Other statistics back up the trend. The Office for National Statistics says 58 per cent of 20- to 24-year-old males live with their parents; the total for females is 39 per cent. Higher-education accommodation offices say the number of students living at home is 73,000 – in 2003, there were fewer than 10,000. And research by the Skipton Building Society predicts that the number of what it calls "extended financial families" (that is, three generations of adults living under the same roof) will rise from today's 75,000 to 200,000 by 2016.

Businesswoman Lisa Margis, 28, is one of those who moved back to her parents' home, in Huddersfield, in a bid to clear her debts and save for a deposit.

"I left home at 18 to go to Manchester University. I graduated and then shared with friends, then rented with my boyfriend. When that relationship ended, I didn't want to go back to a student-type lifestyle so I had a conversation with my parents," she says.
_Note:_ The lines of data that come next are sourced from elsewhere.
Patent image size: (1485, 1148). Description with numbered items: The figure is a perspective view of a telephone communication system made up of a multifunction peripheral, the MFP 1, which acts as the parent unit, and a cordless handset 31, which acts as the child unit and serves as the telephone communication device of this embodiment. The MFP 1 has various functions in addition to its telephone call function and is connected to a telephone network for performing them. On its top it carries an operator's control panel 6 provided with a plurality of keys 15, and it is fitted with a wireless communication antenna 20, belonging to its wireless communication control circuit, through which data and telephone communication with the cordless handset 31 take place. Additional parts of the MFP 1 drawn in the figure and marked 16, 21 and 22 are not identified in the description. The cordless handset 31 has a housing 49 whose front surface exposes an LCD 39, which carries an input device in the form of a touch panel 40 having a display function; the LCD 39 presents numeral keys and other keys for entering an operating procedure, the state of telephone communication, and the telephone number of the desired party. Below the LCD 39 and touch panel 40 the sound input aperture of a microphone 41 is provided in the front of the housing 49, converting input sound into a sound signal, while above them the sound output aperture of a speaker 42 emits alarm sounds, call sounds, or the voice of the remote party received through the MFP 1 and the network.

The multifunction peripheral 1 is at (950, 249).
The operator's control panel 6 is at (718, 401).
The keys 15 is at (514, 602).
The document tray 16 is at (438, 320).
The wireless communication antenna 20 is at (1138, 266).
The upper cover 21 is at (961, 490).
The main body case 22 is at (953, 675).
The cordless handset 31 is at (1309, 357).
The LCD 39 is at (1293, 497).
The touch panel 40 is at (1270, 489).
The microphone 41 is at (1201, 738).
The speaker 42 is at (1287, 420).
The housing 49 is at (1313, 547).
She owes £3,000 on credit cards and has a repayment on her student loan deducted from her monthly salary. She does not pay rent but buys food and helps with specific bills. "If I paid £300 rent a month for a shared house, I'd be wasting money. I hope this route means I can clear my debt by Christmas and then save for a home," Lisa says.

The problem for Lisa, and tens of thousands like her, is that mortgage lenders now require much larger deposits than before, while building rates for new homes have plummeted since late 2007. This has exacerbated the shortage of small homes available to buy and, because demand for this type of property is almost always outpaced by supply, prices therefore remain relatively high despite recent reversals.

The government department for Communities and Local Government says the number of new private- and public-sector homes started in the first quarter of 2009 was 18,340 – down 44 per cent on the same quarter last year. Within that total, the number of private homes started was down 51 per cent on early 2008.

So what difference does all this make? "This trend isn't going to be short-lived, as the mortgage market will make it tough for first-time buyers for years to come. It also consolidates the trend away from moving every few years, towards fewer but longer-term moves," says Chris Keeping, a surveyor and property consultant in Greater Manchester.

He says: "So there's going to be more demand for larger-family housing in areas with an adequate shopping and transport infrastructure. There's going to be much less demand for apartments in city centres, which basically aren't equipped for family life."

Rent-free adults may contribute nothing to the household budget, but that doesn't mean they are not making their mark – just ask developers.

Aware that families will be living together longer, they have already started a sharp reversal of recent trends.

The proportion of apartments built had risen from less than 20 per cent of all new homes in 1997 to more than 45 per cent in 2007. But Britain's biggest developer, Taylor Wimpey, has already cut the proportion of flats it builds from 40 per cent in 2007 to 26 per cent today, while Barratt Homes aims to cut its emphasis on flats from 50 per cent now to 30 per cent within a year.

Family homes are back in fashion, it seems – and it may be down to the rent-free adult.